Remarkably, the university has produced 28 Nobel laureates, 27 British prime ministers and several world leaders such as Zulfikar Ali Bhutto and Benazir Bhutto of Pakistan; King Abdullah of Jordan; Solomon Bandaranaike of Sri Lanka; Malcolm Fraser of Australia; Lester Pearson of Canada; Manhoman Singh of India; Eric Williams of Trinidad and Tobago; and John Kofi Agyekum Kufuor and Nana Addo Dankwa Akufo-Addo, both of Ghana.
Today’s Oxford is a world leader in medical science, computing, robotics, particle physics, engineering, and earth sciences. The World Wide Webb was founded by Oxford computer scientist Timothy John Banners-Lee. If he had insisted on keeping monopoly over his intellectual property he would have been as rich as the legendary Croesus.
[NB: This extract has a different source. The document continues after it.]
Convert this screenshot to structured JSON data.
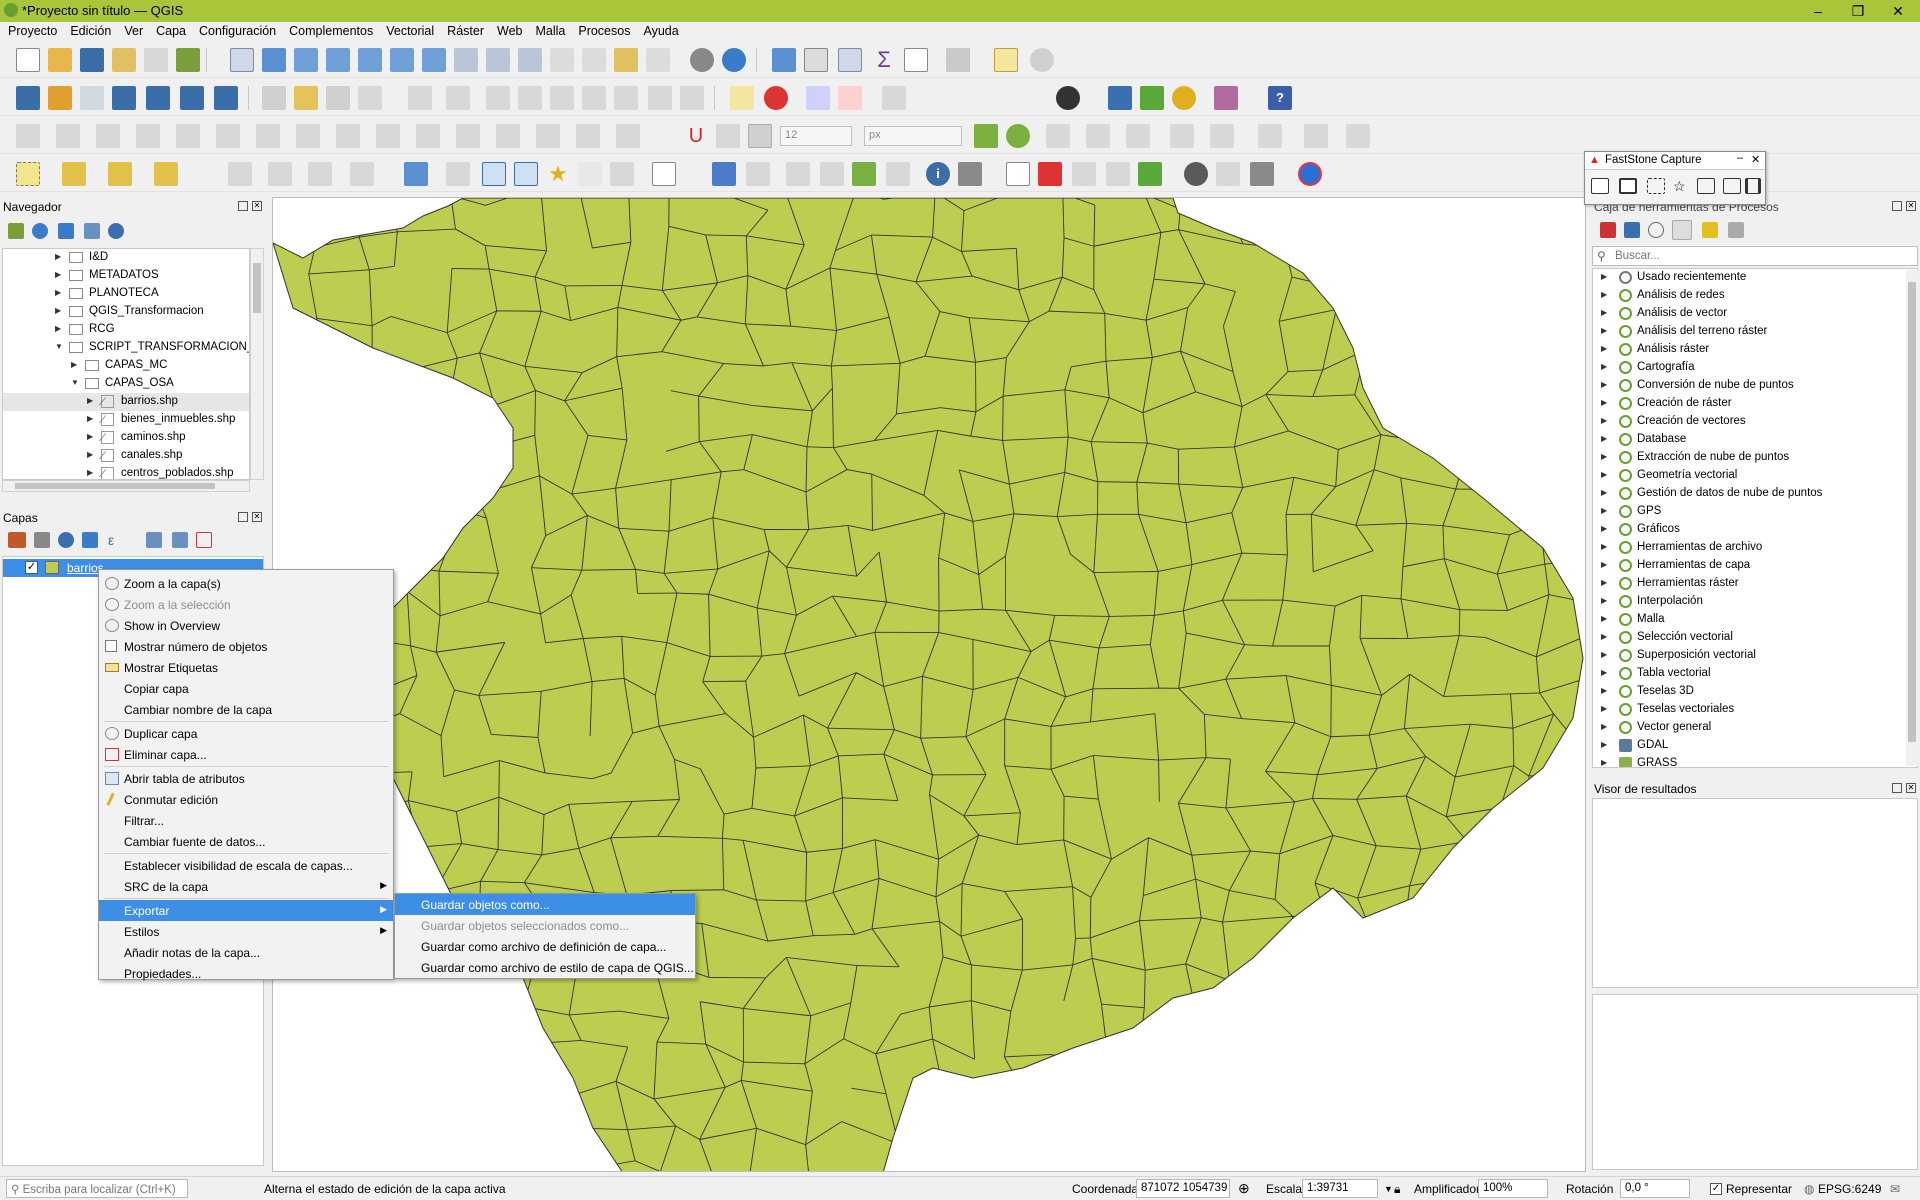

Rather, he made it freely available to humanity. Some of the world’s greatest mathematicians have been Oxford people, among them Stephen Hawking, Michael Atiyah and Andrew Wiles who solved the centuries-old Fermat’s Last Theorem. Erwin Schrodinger was an Oxford man as was the even more famous Albert Einstein. Oxford jurisprudence is second to none while the university remains the philosophy and literature.
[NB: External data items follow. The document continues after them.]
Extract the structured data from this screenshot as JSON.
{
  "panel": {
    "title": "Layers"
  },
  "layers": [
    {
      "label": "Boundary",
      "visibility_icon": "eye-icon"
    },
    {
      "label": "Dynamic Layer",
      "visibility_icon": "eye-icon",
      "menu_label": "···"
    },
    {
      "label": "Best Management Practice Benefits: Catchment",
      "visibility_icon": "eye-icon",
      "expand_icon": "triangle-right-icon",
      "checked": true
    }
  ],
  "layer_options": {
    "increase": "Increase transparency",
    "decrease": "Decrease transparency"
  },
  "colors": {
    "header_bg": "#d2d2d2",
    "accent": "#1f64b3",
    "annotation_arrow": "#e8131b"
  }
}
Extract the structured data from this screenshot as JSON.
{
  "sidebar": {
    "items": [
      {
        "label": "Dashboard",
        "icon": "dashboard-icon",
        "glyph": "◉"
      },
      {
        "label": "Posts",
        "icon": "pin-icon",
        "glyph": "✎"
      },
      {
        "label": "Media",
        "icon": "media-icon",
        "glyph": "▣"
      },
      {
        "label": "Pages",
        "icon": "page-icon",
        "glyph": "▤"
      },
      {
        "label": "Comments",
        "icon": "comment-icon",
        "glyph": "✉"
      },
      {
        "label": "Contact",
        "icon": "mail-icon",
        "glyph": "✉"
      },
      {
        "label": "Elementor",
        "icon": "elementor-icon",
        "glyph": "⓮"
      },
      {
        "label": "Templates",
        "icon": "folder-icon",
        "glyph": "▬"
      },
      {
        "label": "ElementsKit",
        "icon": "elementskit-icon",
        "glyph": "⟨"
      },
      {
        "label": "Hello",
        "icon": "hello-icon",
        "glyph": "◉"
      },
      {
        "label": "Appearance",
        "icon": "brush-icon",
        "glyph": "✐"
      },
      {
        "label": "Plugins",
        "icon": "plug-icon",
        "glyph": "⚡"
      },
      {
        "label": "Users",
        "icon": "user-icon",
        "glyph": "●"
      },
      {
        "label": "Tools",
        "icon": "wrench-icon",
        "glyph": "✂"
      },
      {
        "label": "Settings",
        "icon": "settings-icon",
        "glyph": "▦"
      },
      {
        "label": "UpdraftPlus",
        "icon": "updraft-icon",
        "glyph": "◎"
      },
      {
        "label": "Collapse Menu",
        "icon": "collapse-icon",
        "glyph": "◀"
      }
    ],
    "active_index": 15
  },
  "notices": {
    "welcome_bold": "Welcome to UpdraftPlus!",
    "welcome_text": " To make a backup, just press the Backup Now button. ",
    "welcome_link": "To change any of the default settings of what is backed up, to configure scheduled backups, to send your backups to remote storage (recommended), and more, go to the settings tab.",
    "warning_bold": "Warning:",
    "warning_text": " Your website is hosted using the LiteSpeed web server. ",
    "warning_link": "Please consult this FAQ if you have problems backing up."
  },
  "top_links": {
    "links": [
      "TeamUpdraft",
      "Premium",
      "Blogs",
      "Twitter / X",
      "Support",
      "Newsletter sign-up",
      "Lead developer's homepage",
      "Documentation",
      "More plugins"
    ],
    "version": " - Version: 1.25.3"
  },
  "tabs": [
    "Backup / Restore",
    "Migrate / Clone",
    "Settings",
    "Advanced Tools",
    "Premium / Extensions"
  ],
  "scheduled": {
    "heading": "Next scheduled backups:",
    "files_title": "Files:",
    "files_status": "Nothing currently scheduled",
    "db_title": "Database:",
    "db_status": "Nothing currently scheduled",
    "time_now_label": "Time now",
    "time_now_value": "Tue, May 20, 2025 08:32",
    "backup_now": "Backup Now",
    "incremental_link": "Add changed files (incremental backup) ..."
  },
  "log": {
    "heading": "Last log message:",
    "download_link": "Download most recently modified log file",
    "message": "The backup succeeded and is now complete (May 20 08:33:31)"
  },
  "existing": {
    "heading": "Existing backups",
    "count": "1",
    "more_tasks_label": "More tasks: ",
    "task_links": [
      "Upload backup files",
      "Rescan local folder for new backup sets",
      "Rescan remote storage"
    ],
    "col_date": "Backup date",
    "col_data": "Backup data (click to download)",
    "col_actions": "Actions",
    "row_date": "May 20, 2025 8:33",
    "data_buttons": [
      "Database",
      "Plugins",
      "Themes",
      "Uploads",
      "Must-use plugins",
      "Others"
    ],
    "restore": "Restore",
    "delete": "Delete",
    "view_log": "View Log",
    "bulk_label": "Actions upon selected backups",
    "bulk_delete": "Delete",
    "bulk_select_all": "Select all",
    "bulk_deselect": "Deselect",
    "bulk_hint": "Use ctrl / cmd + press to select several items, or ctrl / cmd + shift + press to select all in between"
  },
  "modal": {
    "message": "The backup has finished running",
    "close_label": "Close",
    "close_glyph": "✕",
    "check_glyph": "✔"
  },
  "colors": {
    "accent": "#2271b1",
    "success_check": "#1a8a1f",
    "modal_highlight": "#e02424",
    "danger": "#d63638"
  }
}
The university is also the home of the Rhodes scholarship, founded by Cecil Rhodes to educate the brightest minds in the English-speaking world. Selection is extremely competitive. As a basic minimum, you must have a First Class degree. But you must also demonstrate exceptional potential for leadership, service and moral force of character.
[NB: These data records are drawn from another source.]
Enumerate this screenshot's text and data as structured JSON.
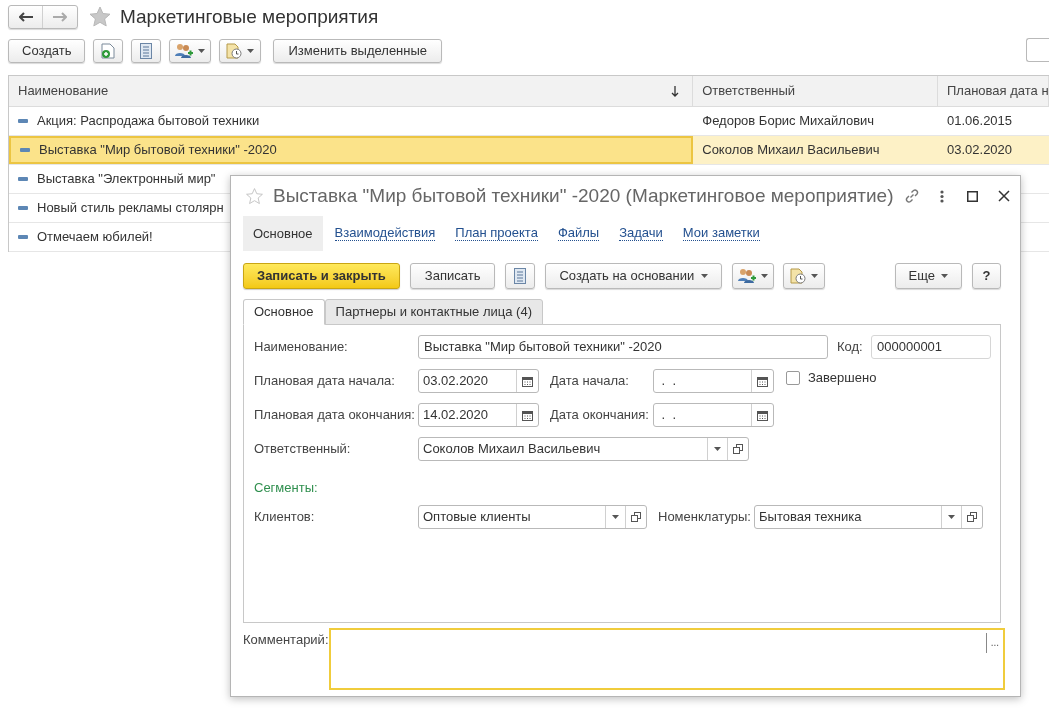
{
  "page": {
    "title": "Маркетинговые мероприятия",
    "starred": false
  },
  "toolbar": {
    "create": "Создать",
    "edit_selected": "Изменить выделенные"
  },
  "table": {
    "columns": [
      {
        "label": "Наименование",
        "sorted": true
      },
      {
        "label": "Ответственный"
      },
      {
        "label": "Плановая дата н"
      }
    ],
    "rows": [
      {
        "selected": false,
        "cells": [
          "Акция: Распродажа бытовой техники",
          "Федоров Борис Михайлович",
          "01.06.2015"
        ]
      },
      {
        "selected": true,
        "cells": [
          "Выставка \"Мир бытовой техники\" -2020",
          "Соколов Михаил Васильевич",
          "03.02.2020"
        ]
      },
      {
        "selected": false,
        "cells": [
          "Выставка \"Электронный мир\""
        ]
      },
      {
        "selected": false,
        "cells": [
          "Новый стиль рекламы столярн"
        ]
      },
      {
        "selected": false,
        "cells": [
          "Отмечаем юбилей!"
        ]
      }
    ]
  },
  "dialog": {
    "title": "Выставка \"Мир бытовой техники\" -2020 (Маркетинговое мероприятие)",
    "starred": false,
    "sections": [
      {
        "label": "Основное",
        "selected": true
      },
      {
        "label": "Взаимодействия",
        "selected": false
      },
      {
        "label": "План проекта",
        "selected": false
      },
      {
        "label": "Файлы",
        "selected": false
      },
      {
        "label": "Задачи",
        "selected": false
      },
      {
        "label": "Мои заметки",
        "selected": false
      }
    ],
    "buttons": {
      "save_close": "Записать и закрыть",
      "save": "Записать",
      "create_based": "Создать на основании",
      "more": "Еще",
      "help": "?"
    },
    "tabs": [
      {
        "label": "Основное",
        "selected": true
      },
      {
        "label": "Партнеры и контактные лица (4)",
        "selected": false
      }
    ],
    "rows": [
      [
        {
          "kind": "text",
          "label": "Наименование:",
          "value": "Выставка \"Мир бытовой техники\" -2020"
        },
        {
          "kind": "code",
          "label": "Код:",
          "value": "000000001"
        }
      ],
      [
        {
          "kind": "date",
          "label": "Плановая дата начала:",
          "value": "03.02.2020"
        },
        {
          "kind": "date",
          "label": "Дата начала:",
          "value": " .  ."
        },
        {
          "kind": "checkbox",
          "label": "Завершено",
          "checked": false
        }
      ],
      [
        {
          "kind": "date",
          "label": "Плановая дата окончания:",
          "value": "14.02.2020"
        },
        {
          "kind": "date",
          "label": "Дата окончания:",
          "value": " .  ."
        }
      ],
      [
        {
          "kind": "select",
          "label": "Ответственный:",
          "value": "Соколов Михаил Васильевич"
        }
      ],
      [
        {
          "kind": "heading",
          "label": "Сегменты:"
        }
      ],
      [
        {
          "kind": "select",
          "label": "Клиентов:",
          "value": "Оптовые клиенты"
        },
        {
          "kind": "select",
          "label": "Номенклатуры:",
          "value": "Бытовая техника"
        }
      ]
    ],
    "comment": {
      "label": "Комментарий:",
      "ellipsis": "..."
    }
  }
}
A Rhodes Scholar should have the potential to become a leader in government, diplomacy, finance or science. Former US President Bill Clinton was a Rhodes Scholar, although he did not end up with a degree at Oxford. Several scholars have gone on to become senators, Supreme Court justices, captains of industry and distinguished scholars and leaders in their chosen fields.
Last week, a team of us were in Lagos to interview the 15 finalists for the West Africa Rhodes scholarship for 2018. Our Chair was Ike Chioke, CEO of investment banking outfit Afrinvest, himself a former Rhodes Scholar. The scheme had been suspended for more than two decades because the Rhodes Trust made the mistake of contracting the selection process to the Federal Ministry of Education. As you would expect, the candidates that were presented were the type that were unfit for admission even in a second-rate British university. The Rhodes Trust, in their infinite wisdom, have put together a team of men and women of high integrity, most of them Oxford graduates, to take charge of the selection process going forward.
We created a rigorous selection framework that enabled us to weed out the wheat from the chaff. Over 500 candidates applied, out of which 15 finalists emerged. On Saturday the 2nd of December, in the ornate meeting rooms of the George Hotel Ikoyi, we interviewed the finalists, ending up with two successful candidates: Toluwalase Awoyemi, 24, best graduating medical student of the University of Ibadan; and Miss Emmanuelle Afaribea Dankwa, 21, an outstanding mathematics/statistics graduate of University of Ghana Legon.
I have no doubt that these young academic ambassadors will not only acquit themselves with distinction; they will present a good image of our beloved West Africa. Floreat oxoniensis!